Many of the innovations in our society today are built on the foundation of scientific breakthroughs. Scientists spend a painstaking amount of time to uncover and understand how things work (“basic research”), and apply these learnings to create new goods and services (“applied research and commercialization”). While we have reasonably robust mechanisms for funding the former, modern day finance has not yet found a good answer for funding the latter.
Cryptocurrencies (or “tokens”) offers a mechanism for addressing structural issues associated with the funding of commercializable scientific assets — most of which currently sits in academic institutions and research labs around the world.
Challenges with scientific assets
For the purposes of this post, scientific assets are broadly defined as any commercializable scientific project that derives its value from a deepened understanding of how the world around us, or within us, works (e.g. new drug treatments, more efficient energy generation, novel building materials, etc). Unfortunately, while scientific assets often have a positive net present value (NPV), they also have undesirable features that make it challenging for institutional investors to evaluate and include in their portfolios.
At its core, scientific assets require a longer investment timeframe and a sizable upfront investment to buffer against early technical uncertainty. Even VCs who are used to funding illiquid risk assets find it difficult to 1) consistently syndicate institutional capital for these moonshot bets, and 2) create an LP funding structure matching timelines for science.
Cryptocurrencies as asset-backed tokens
Cryptocurrencies (or “tokens”) provide a potential mechanism for addressing issues of illiquidity and a narrow investor base.
Tokens are financial structures that are part-currency/part-commodity/part-equity
. Tokens are issued, recorded on a distributed ledger, and tradable on decentralized exchanges. This improved liquidity allows for the re-pricing of risks on a more continuous basis and generally crowds in a larger and more diverse pool of investors (beyond conventional VCs)
In these early days, we already see natural experiments using tokens and the blockchain to bring liquidity to historically less liquid markets — from real estate, to art, to new digital infrastructure. For example, a closer look at the funding and development of landmark projects like Ethereum
, should reveal parallels not too dissimilar to the risk profile of a commercializable scientific asset.
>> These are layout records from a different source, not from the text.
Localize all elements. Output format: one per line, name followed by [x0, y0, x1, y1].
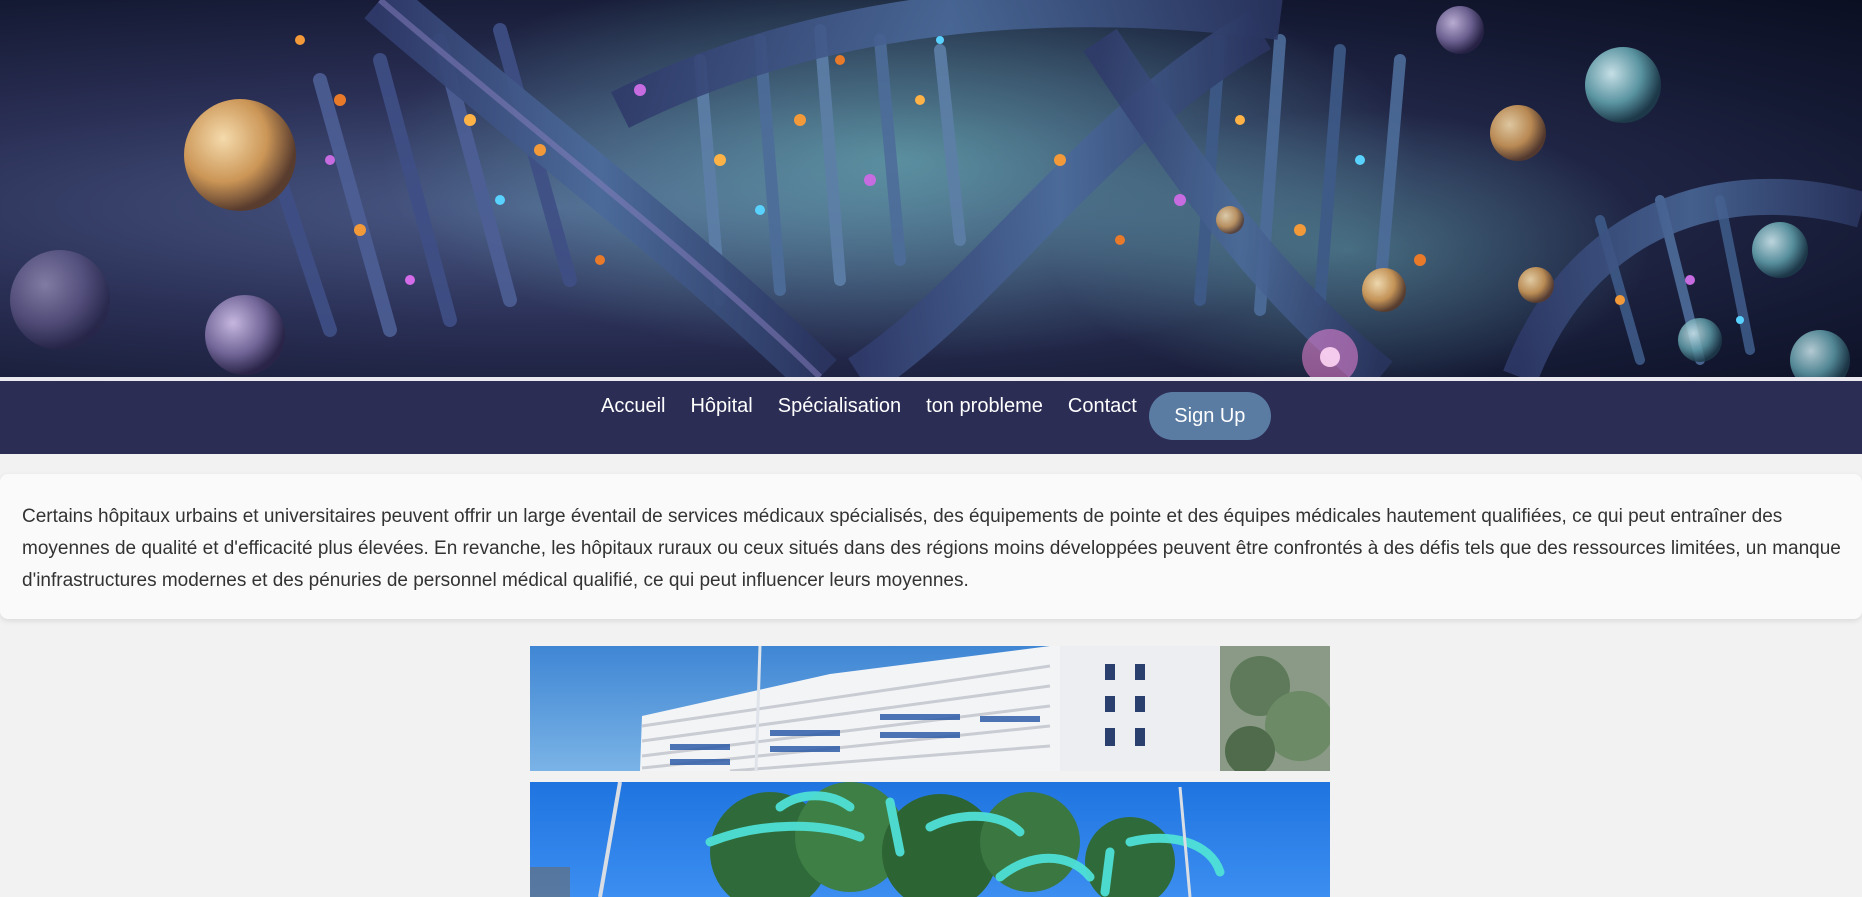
nav-link-ton-probleme[interactable]: ton probleme [926, 394, 1043, 418]
nav-link-contact[interactable]: Contact [1068, 394, 1137, 418]
nav-link-accueil[interactable]: Accueil [601, 394, 665, 418]
info-paragraph: Certains hôpitaux urbains et universitai… [22, 506, 1841, 591]
nav-links: Accueil Hôpital Spécialisation ton probl… [601, 381, 1271, 454]
hospital-entrance-photo [530, 782, 1330, 897]
hero-banner [0, 0, 1862, 377]
main-navbar: Accueil Hôpital Spécialisation ton probl… [0, 381, 1862, 454]
hospital-building-photo [530, 646, 1330, 771]
signup-button[interactable]: Sign Up [1148, 392, 1271, 440]
dna-helix-illustration [10, 0, 1862, 377]
nav-link-hopital[interactable]: Hôpital [690, 394, 752, 418]
info-card: Certains hôpitaux urbains et universitai… [0, 474, 1862, 619]
nav-link-specialisation[interactable]: Spécialisation [778, 394, 901, 418]
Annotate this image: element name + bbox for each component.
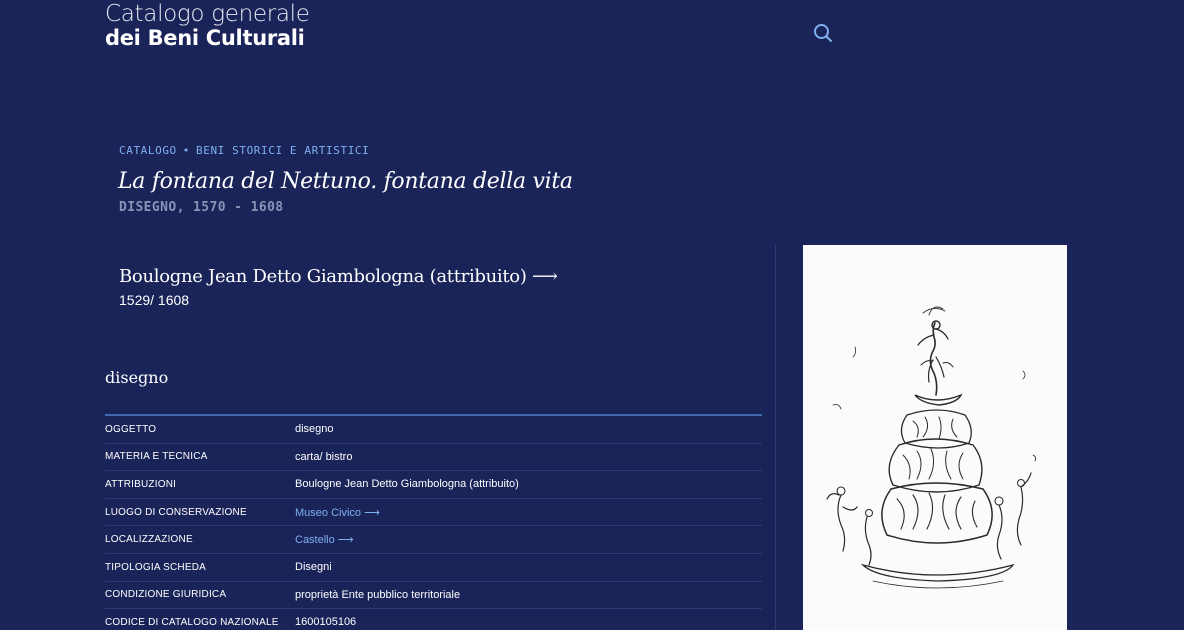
site-title[interactable]: Catalogo generale dei Beni Culturali — [105, 3, 310, 49]
breadcrumb: CATALOGO • BENI STORICI E ARTISTICI — [119, 144, 369, 157]
row-label: CODICE DI CATALOGO NAZIONALE — [105, 616, 279, 628]
table-row: LUOGO DI CONSERVAZIONE Museo Civico ⟶ — [105, 499, 762, 527]
museum-link[interactable]: Museo Civico ⟶ — [295, 506, 380, 519]
table-row: MATERIA E TECNICA carta/ bistro — [105, 444, 762, 472]
page: Catalogo generale dei Beni Culturali CAT… — [0, 0, 1184, 630]
table-row: CODICE DI CATALOGO NAZIONALE 1600105106 — [105, 609, 762, 630]
search-button[interactable] — [812, 22, 834, 44]
table-row: ATTRIBUZIONI Boulogne Jean Detto Giambol… — [105, 471, 762, 499]
row-value: disegno — [295, 423, 334, 436]
table-row: TIPOLOGIA SCHEDA Disegni — [105, 554, 762, 582]
site-title-line1: Catalogo generale — [105, 1, 310, 27]
page-title: La fontana del Nettuno. fontana della vi… — [118, 169, 573, 194]
section-heading: disegno — [105, 368, 169, 387]
author-link[interactable]: Boulogne Jean Detto Giambologna (attribu… — [119, 266, 558, 287]
row-label: TIPOLOGIA SCHEDA — [105, 561, 207, 573]
details-table: OGGETTO disegno MATERIA E TECNICA carta/… — [105, 414, 762, 630]
table-row: LOCALIZZAZIONE Castello ⟶ — [105, 526, 762, 554]
row-label: OGGETTO — [105, 423, 157, 435]
row-label: MATERIA E TECNICA — [105, 451, 208, 463]
artwork-image[interactable] — [803, 245, 1067, 630]
column-divider — [775, 245, 776, 630]
row-label: CONDIZIONE GIURIDICA — [105, 589, 227, 601]
search-icon — [814, 24, 832, 42]
location-link[interactable]: Castello ⟶ — [295, 533, 354, 546]
row-value: Boulogne Jean Detto Giambologna (attribu… — [295, 478, 519, 491]
row-label: ATTRIBUZIONI — [105, 478, 177, 490]
breadcrumb-item-category[interactable]: BENI STORICI E ARTISTICI — [196, 144, 369, 157]
breadcrumb-item-catalogo[interactable]: CATALOGO — [119, 144, 177, 157]
row-value: Disegni — [295, 561, 332, 574]
row-label: LOCALIZZAZIONE — [105, 534, 193, 546]
site-title-line2: dei Beni Culturali — [105, 26, 305, 50]
author-dates: 1529/ 1608 — [119, 292, 190, 308]
row-label: LUOGO DI CONSERVAZIONE — [105, 506, 247, 518]
row-value: carta/ bistro — [295, 450, 353, 463]
row-value: 1600105106 — [295, 616, 357, 629]
table-row: OGGETTO disegno — [105, 416, 762, 444]
page-subtitle: DISEGNO, 1570 - 1608 — [119, 200, 284, 215]
table-row: CONDIZIONE GIURIDICA proprietà Ente pubb… — [105, 582, 762, 610]
row-value: proprietà Ente pubblico territoriale — [295, 588, 461, 601]
fountain-drawing — [803, 245, 1067, 630]
breadcrumb-separator: • — [182, 144, 191, 157]
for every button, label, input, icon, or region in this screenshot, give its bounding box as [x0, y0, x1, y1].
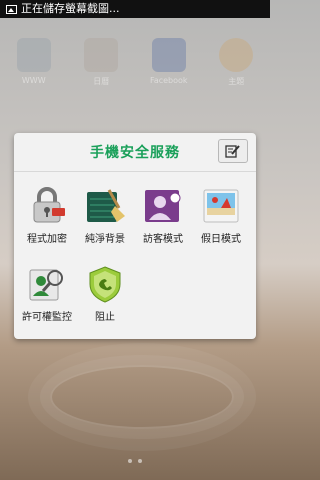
app-label: 假日模式: [201, 234, 241, 245]
app-label: 訪客模式: [143, 234, 183, 245]
status-bar: 正在儲存螢幕截圖...: [0, 0, 270, 18]
page-indicator: [0, 448, 270, 467]
status-notification-text: 正在儲存螢幕截圖...: [21, 2, 120, 15]
clean-background-icon: [85, 186, 125, 226]
bg-app: Facebook: [139, 38, 199, 86]
phone-security-dialog: 手機安全服務 程式加密 純淨背景 訪客模式 假日模式 許可權監控 阻止: [14, 133, 256, 339]
app-label: 阻止: [95, 312, 115, 323]
permission-monitor-icon: [27, 264, 67, 304]
clean-background-item[interactable]: 純淨背景: [76, 180, 134, 258]
dialog-header: 手機安全服務: [14, 133, 256, 172]
holiday-mode-icon: [201, 186, 241, 226]
block-item[interactable]: 阻止: [76, 258, 134, 336]
bg-app: 主題: [206, 38, 266, 86]
app-label: 純淨背景: [85, 234, 125, 245]
image-notification-icon: [6, 4, 17, 14]
block-shield-icon: [85, 264, 125, 304]
wallpaper-ripple: [50, 365, 234, 429]
bg-app: 日曆: [71, 38, 131, 86]
padlock-app-icon: [27, 186, 67, 226]
edit-icon: [225, 145, 240, 158]
app-grid: 程式加密 純淨背景 訪客模式 假日模式 許可權監控 阻止: [14, 172, 256, 336]
app-label: 程式加密: [27, 234, 67, 245]
home-screen-background: WWW 日曆 Facebook 主題: [0, 38, 270, 106]
bg-app: WWW: [4, 38, 64, 86]
permission-monitor-item[interactable]: 許可權監控: [18, 258, 76, 336]
app-lock-item[interactable]: 程式加密: [18, 180, 76, 258]
guest-mode-item[interactable]: 訪客模式: [134, 180, 192, 258]
guest-mode-icon: [143, 186, 183, 226]
edit-button[interactable]: [218, 139, 248, 163]
holiday-mode-item[interactable]: 假日模式: [192, 180, 250, 258]
dialog-title: 手機安全服務: [90, 145, 180, 161]
app-label: 許可權監控: [22, 312, 72, 323]
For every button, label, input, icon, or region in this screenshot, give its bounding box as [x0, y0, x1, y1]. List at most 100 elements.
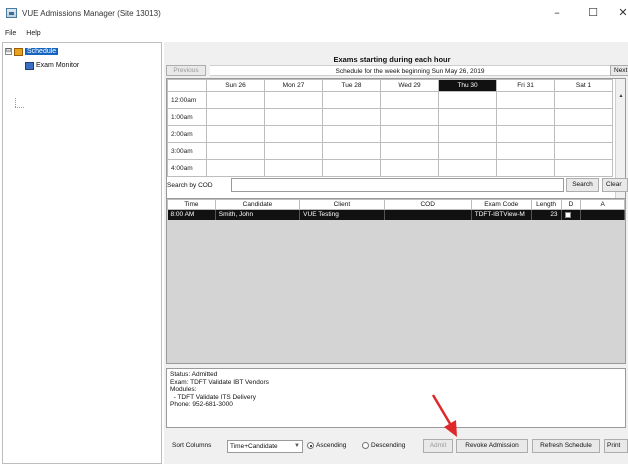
calendar-row: 12:00am: [167, 91, 613, 109]
calendar-scrollbar[interactable]: ▲ ▼: [615, 79, 625, 214]
tree-item-schedule[interactable]: ⊟ Schedule: [5, 46, 59, 57]
calendar-cell[interactable]: [496, 159, 555, 177]
table-row[interactable]: 8:00 AM Smith, John VUE Testing TDFT-IBT…: [167, 209, 625, 220]
chevron-down-icon[interactable]: ▼: [293, 441, 301, 452]
calendar-cell[interactable]: [380, 91, 439, 109]
column-header-client[interactable]: Client: [299, 199, 385, 210]
calendar-cell[interactable]: [554, 108, 613, 126]
search-label: Search by COD: [167, 182, 213, 189]
next-week-button[interactable]: Next: [610, 65, 628, 76]
cell-client: VUE Testing: [299, 209, 385, 220]
search-button[interactable]: Search: [566, 178, 599, 192]
menu-bar: File Help: [0, 26, 628, 40]
calendar-cell[interactable]: [264, 91, 323, 109]
calendar-cell[interactable]: [322, 142, 381, 160]
week-label: Schedule for the week beginning Sun May …: [210, 65, 610, 76]
calendar-cell[interactable]: [322, 159, 381, 177]
calendar-cell[interactable]: [206, 125, 265, 143]
window-title: VUE Admissions Manager (Site 13013): [22, 8, 161, 18]
time-label: 4:00am: [167, 159, 207, 177]
column-header-exam-code[interactable]: Exam Code: [470, 199, 532, 210]
revoke-admission-button[interactable]: Revoke Admission: [456, 439, 528, 453]
detail-status: Status: Admitted: [170, 371, 218, 378]
day-header[interactable]: Tue 28: [322, 79, 381, 92]
calendar-cell[interactable]: [438, 142, 497, 160]
column-header-cod[interactable]: COD: [383, 199, 472, 210]
admit-button[interactable]: Admit: [423, 439, 453, 453]
menu-file[interactable]: File: [5, 30, 16, 37]
calendar-cell[interactable]: [496, 142, 555, 160]
calendar-cell[interactable]: [380, 108, 439, 126]
radio-selected-icon[interactable]: [307, 442, 314, 449]
descending-radio[interactable]: Descending: [362, 442, 405, 449]
refresh-schedule-button[interactable]: Refresh Schedule: [532, 439, 600, 453]
clear-button[interactable]: Clear: [602, 178, 628, 192]
column-header-time[interactable]: Time: [167, 199, 216, 210]
day-header[interactable]: Sat 1: [554, 79, 613, 92]
calendar-cell[interactable]: [554, 125, 613, 143]
monitor-icon: [25, 61, 34, 70]
weekly-calendar: Sun 26 Mon 27 Tue 28 Wed 29 Thu 30 Fri 3…: [166, 78, 626, 215]
calendar-cell[interactable]: [322, 125, 381, 143]
column-header-d[interactable]: D: [560, 199, 582, 210]
calendar-cell[interactable]: [496, 108, 555, 126]
cell-d[interactable]: [561, 209, 582, 220]
calendar-cell[interactable]: [438, 91, 497, 109]
descending-label: Descending: [371, 442, 406, 449]
tree-item-exam-monitor[interactable]: Exam Monitor: [25, 60, 79, 71]
exams-table: Time Candidate Client COD Exam Code Leng…: [166, 198, 626, 364]
exam-details: Status: Admitted Exam: TDFT Validate IBT…: [166, 368, 626, 428]
radio-unselected-icon[interactable]: [362, 442, 369, 449]
search-input[interactable]: [231, 178, 564, 192]
day-header[interactable]: Fri 31: [496, 79, 555, 92]
calendar-cell[interactable]: [554, 159, 613, 177]
calendar-cell[interactable]: [206, 91, 265, 109]
ascending-radio[interactable]: Ascending: [307, 442, 346, 449]
calendar-cell[interactable]: [206, 108, 265, 126]
print-button[interactable]: Print: [604, 439, 628, 453]
time-label: 12:00am: [167, 91, 207, 109]
column-header-candidate[interactable]: Candidate: [214, 199, 301, 210]
day-header[interactable]: Wed 29: [380, 79, 439, 92]
calendar-row: 2:00am: [167, 125, 613, 143]
calendar-cell[interactable]: [380, 159, 439, 177]
calendar-row: 1:00am: [167, 108, 613, 126]
calendar-cell[interactable]: [264, 142, 323, 160]
calendar-cell[interactable]: [380, 142, 439, 160]
minimize-button[interactable]: –: [546, 4, 568, 22]
scroll-up-icon[interactable]: ▲: [616, 91, 625, 101]
day-header[interactable]: Mon 27: [264, 79, 323, 92]
day-header-selected[interactable]: Thu 30: [438, 79, 497, 92]
calendar-cell[interactable]: [206, 142, 265, 160]
sort-columns-select[interactable]: Time+Candidate ▼: [227, 440, 303, 453]
calendar-cell[interactable]: [264, 108, 323, 126]
calendar-cell[interactable]: [380, 125, 439, 143]
calendar-cell[interactable]: [206, 159, 265, 177]
maximize-button[interactable]: ☐: [582, 4, 604, 22]
navigation-tree: ⊟ Schedule Exam Monitor: [2, 42, 162, 464]
calendar-cell[interactable]: [438, 125, 497, 143]
checkbox-icon[interactable]: [564, 211, 571, 218]
collapse-icon[interactable]: ⊟: [5, 48, 12, 55]
calendar-row: 3:00am: [167, 142, 613, 160]
calendar-cell[interactable]: [554, 142, 613, 160]
cell-length: 23: [531, 209, 562, 220]
menu-help[interactable]: Help: [26, 30, 40, 37]
day-header[interactable]: Sun 26: [206, 79, 265, 92]
column-header-length[interactable]: Length: [530, 199, 562, 210]
calendar-cell[interactable]: [496, 91, 555, 109]
calendar-cell[interactable]: [322, 91, 381, 109]
calendar-cell[interactable]: [438, 108, 497, 126]
close-button[interactable]: ✕: [612, 4, 628, 22]
calendar-cell[interactable]: [264, 159, 323, 177]
calendar-cell[interactable]: [496, 125, 555, 143]
calendar-cell[interactable]: [554, 91, 613, 109]
cell-a: [580, 209, 625, 220]
calendar-cell[interactable]: [322, 108, 381, 126]
cell-cod: [384, 209, 472, 220]
calendar-cell[interactable]: [438, 159, 497, 177]
previous-week-button[interactable]: Previous: [166, 65, 206, 76]
detail-phone: Phone: 952-681-3000: [170, 401, 233, 408]
column-header-a[interactable]: A: [580, 199, 625, 210]
calendar-cell[interactable]: [264, 125, 323, 143]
Analogous to a commercializable science project, Ethereum (and other crypto projects) would not be possible if they had been treated / funded like a mobile app. To have a chance at success, Ethereum requires a relatively larger upfront investment, a pool of investors with diverse risk appetites, and a mechanism to provide intermediate liquidity over the entire lifecycle of their development roadmap.
We’re still in the early days of experimenting with asset-backed tokens and use cases for private assets.
Commercializable science is one such asset that may be a natural fit for token-based funding. There is no shortage of research ideas that could be commericialized currently sitting on the shelves of academic institutions and labs around the world — just ask any Professor or PhD student.
As we see more assets migrate onto the blockchain, creating this investment market for science will require practical regulations that balance consumer protection and innovation. If we can get this balance right, we can unlock one of the largest pools of value for society, and in the process, establish science as its own alternative asset class.
 Depending on the nature of the application, each token exhibits features more skewed to one of the three. A further look at the bucketing of cryptocurrencies into these three categories will be covered in a separate post.